Olympia – Städtisches Musiktheater „Maria Callas“
La Veronal: Sonoma
Besuchte Vorstellung am 28. Februar 2024
Buñuels Frauen
Das Athener Olympia-Theater pflegt für gewöhnlich ein traditionelles Repertoire. Aber manchmal, insbesondere im Rahmen von Kollaborationen, ereignet sich erstaunlich Aufregendes auf der Bühne. Im Kontext eines Spanien-Schwerpunkts gastiert die spanische Tanzcompagnie La Veronal mit „Sonoma“ in Athen. Ein erfrischend, bildreiches Gesamtkunstwerk kommt da zur Aufführung. Und das trotz Streik und Protestmärschen erschienene Publikum gerät ziemlich aus dem Häuschen.
Der Choreograf Marcos Marau, der kein ausgebildeter Tänzer ist, hat La Veronal – der Name ist dem Schlafmittel entlehnt, mit dem Virginia Woolf ihren ersten Selbstmordversuch unternahm – im Jahr 2005 gegründet. Seine Ästhetik bindet den Tanz eng mit anderen Ausdrucksformen zusammen, wie Musik, Sprache, Bildern, Sound. Mit seinen Arbeiten wandelt er in den Spuren des surrealistischen Filmemachers Luis Buñuel. Auch Marau versteht sich bestens auf Montage und Schnitt. Das zeigt sich nun in seiner 75-minütigen Arbeit „Sonoma“. Der Titel des Stücks setzt sich aus dem griechischen Wort für Körper (soma) und dem lateinischen für Klang (sonus) zusammen. Neun Frauen agieren auf der Bühne als Klangkörper. Der Abend beginnt mit Seligpreisungen, die sich auf die biblische Bergpredigt beziehen und etliche aktuelle Referenzen aufweisen. Die Frauen tragen die Worte in traditionelle Gewänder gekleidet und um ein Kreuz herum angeordnet vor. Dies ist der Einstieg in eine assoziative, surreale Bilder- und Körperwelt. Es ist darin viel religiöse Erfahrung verarbeitet, oft mutet das Ganze wie ein Lamento an. Es gibt aber auch heiter-gelöste, fast komische Momente. Kleider und Requisiten wechseln, die Tänzerinnen erzeugen vokalen und mit Trommeln auch instrumentalen Klang. Man wird Zeuge wundersamer Rituale, einer Montage, welche die Welt aus weiblicher Sicht zur Erscheinung bringt. Der Einspruch der Frauen.

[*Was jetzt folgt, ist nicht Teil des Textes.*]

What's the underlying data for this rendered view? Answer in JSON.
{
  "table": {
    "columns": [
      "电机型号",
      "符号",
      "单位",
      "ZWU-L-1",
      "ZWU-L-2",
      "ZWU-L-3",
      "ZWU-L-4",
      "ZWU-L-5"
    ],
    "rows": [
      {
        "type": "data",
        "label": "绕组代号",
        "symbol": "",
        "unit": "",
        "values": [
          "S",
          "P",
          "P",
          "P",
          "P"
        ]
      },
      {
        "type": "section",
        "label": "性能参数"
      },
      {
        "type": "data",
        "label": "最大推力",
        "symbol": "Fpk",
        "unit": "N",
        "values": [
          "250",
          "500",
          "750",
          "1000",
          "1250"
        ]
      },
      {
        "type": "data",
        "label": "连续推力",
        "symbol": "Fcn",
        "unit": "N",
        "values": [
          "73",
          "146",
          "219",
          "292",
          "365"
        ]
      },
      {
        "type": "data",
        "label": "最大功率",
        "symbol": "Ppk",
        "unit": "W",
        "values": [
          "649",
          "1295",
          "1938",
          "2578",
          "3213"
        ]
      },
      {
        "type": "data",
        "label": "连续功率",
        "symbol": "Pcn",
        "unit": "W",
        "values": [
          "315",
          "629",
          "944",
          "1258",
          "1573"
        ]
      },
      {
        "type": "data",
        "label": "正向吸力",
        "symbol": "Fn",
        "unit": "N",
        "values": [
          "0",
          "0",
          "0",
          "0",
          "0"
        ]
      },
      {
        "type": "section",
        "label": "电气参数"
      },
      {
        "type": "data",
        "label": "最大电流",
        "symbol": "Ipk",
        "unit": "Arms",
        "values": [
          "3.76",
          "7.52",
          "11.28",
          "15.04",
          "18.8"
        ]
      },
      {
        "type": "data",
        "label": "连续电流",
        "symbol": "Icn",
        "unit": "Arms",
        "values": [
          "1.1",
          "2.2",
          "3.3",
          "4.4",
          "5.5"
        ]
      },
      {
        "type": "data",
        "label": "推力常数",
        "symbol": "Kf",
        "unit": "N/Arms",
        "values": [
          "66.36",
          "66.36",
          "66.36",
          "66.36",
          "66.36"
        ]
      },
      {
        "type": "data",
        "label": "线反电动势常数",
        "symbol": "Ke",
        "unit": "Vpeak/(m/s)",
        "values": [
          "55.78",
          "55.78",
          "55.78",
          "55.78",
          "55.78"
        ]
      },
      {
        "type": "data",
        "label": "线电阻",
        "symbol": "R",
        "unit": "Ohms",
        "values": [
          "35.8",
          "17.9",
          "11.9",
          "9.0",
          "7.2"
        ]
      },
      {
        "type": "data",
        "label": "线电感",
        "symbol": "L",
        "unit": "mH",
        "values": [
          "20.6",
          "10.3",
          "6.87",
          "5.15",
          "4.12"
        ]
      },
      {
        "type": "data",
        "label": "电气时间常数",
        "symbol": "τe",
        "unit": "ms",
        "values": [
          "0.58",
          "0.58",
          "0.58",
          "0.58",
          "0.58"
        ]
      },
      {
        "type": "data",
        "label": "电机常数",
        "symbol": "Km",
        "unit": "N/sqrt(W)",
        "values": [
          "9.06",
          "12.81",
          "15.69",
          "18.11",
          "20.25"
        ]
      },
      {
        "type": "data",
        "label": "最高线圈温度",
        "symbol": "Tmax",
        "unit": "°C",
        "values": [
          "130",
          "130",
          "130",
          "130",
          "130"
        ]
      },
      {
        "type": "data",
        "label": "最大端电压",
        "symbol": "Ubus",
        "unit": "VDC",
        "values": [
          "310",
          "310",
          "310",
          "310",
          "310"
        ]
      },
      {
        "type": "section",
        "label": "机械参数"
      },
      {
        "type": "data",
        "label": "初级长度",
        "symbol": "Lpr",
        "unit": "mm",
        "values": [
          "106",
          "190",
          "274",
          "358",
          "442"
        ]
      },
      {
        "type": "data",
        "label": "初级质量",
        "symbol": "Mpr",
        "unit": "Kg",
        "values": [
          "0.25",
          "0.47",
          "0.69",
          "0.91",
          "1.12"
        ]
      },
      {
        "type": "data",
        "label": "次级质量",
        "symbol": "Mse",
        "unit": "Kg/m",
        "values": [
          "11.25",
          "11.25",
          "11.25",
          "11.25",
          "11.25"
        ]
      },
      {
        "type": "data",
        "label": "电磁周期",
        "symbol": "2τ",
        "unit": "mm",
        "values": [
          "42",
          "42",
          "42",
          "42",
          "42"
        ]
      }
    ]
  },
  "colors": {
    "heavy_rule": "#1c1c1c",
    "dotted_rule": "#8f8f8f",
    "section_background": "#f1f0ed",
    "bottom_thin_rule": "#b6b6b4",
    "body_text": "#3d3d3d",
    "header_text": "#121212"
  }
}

In einer weiteren Szene mit Text, wo die Frauen davon berichten, was sie nicht tun sollen, werden die Sprechakte vom Vorspiel zum ersten Akt von Richard Wagners „Lohengrin“ begleitet. Im Hintergrund ist ein symbolistisches Landschaftsbild mit Schwänen zu sehen. Das Frageverbot des Gralsritters kommt einem da natürlich sofort in den Sinn. Und der Widerstand der Frauen gegen das Schweigen wird durch ihre lässig-verspielten Posen und den schrägen Inhalt der vorgetragenen Verbote deutlich. In dieser Szene kommen auch Kopfbedeckungen zum Einsatz, die ganz offensichtlich einen Bezug zum Schwan, Lohengrins Tier, schaffen. Nach dem Schlussapplaus ist noch immer ein Scheinwerfer auf diese Kopfaufsätze gerichtet und wiederum ertönt die Lohengrin-Musik. Der Widerstand der Frauen geht weiter.
Das neunköpfige Ensemble macht seine Sache ganz wunderbar. Die Akteurinnen sorgen für starke tänzerische und vokale Momente. Am Schluss ist die Begeisterung des Publikums gross. Man hört zahlreiche Bravorufe.